Robust H2/H-infinity control under stochastic requirements: minimizing conditional value-at-risk instead of worst-case performance

TL;DR

This paper proposes a stochastic optimization approach for H2/H-infinity control that minimizes conditional value at risk, reducing conservatism compared to traditional worst-case methods.

Contribution

It introduces a new paradigm for robust control that leverages stochastic criteria like CVaR, with formulation and discussion of open challenges.

Findings

Significant performance improvement on a mechanical system.

Tolerates rare worst-case scenarios with some degradation.

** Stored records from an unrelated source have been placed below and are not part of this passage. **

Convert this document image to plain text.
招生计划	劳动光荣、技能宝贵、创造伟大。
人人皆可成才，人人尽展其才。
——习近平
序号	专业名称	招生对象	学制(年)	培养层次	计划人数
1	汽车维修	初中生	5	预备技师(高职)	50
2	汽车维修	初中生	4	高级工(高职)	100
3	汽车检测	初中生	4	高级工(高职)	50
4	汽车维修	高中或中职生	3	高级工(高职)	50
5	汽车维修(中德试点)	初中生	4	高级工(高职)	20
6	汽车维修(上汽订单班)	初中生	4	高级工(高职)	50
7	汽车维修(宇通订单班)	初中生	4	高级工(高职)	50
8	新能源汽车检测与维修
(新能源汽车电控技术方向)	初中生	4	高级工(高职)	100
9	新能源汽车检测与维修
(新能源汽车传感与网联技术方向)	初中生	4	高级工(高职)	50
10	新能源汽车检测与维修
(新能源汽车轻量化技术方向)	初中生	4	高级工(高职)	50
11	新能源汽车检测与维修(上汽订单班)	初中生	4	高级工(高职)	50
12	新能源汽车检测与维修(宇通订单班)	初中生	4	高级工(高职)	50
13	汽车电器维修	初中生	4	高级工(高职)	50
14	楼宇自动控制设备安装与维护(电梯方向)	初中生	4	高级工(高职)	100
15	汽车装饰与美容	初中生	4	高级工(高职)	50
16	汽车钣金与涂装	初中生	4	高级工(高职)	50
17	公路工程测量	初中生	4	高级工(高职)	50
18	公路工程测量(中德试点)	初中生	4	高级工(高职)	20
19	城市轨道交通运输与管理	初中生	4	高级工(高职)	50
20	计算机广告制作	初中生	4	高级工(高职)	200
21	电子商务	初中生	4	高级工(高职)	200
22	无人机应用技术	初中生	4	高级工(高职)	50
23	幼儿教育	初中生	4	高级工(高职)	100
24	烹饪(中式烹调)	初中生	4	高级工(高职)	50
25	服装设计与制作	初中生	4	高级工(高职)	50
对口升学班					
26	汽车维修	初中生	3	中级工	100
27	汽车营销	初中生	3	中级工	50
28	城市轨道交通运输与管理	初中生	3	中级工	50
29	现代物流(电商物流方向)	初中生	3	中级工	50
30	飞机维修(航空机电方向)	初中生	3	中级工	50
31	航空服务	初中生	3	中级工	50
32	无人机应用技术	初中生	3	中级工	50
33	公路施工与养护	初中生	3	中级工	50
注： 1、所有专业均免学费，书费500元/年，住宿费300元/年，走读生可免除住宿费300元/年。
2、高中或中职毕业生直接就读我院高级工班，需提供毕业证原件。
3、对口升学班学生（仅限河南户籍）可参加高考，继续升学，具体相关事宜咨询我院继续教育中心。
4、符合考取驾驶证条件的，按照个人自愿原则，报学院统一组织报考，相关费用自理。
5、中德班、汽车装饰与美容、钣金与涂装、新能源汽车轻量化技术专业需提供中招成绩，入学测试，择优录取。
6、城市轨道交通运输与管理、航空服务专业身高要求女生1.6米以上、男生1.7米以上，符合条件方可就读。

Utilizes Monte Carlo sampling for controller optimization.

Abstract

Conventional robust H2/H-infinity control minimizes the worst-case performance, often leading to a conservative design driven by very rare parametric configurations. To reduce this conservatism while taking advantage of the stochastic properties of Monte Carlo sampling and its compatibility with parallel computing, we introduce an alternative paradigm that optimizes the controller with respect to a stochastic criterion, namely the conditional value at risk. We present the problem formulation and discuss several open challenges toward a general synthesis framework. The potential of this approach is illustrated on a mechanical system, where it significantly improves overall performance by tolerating some degradation in very rare worst-case scenarios.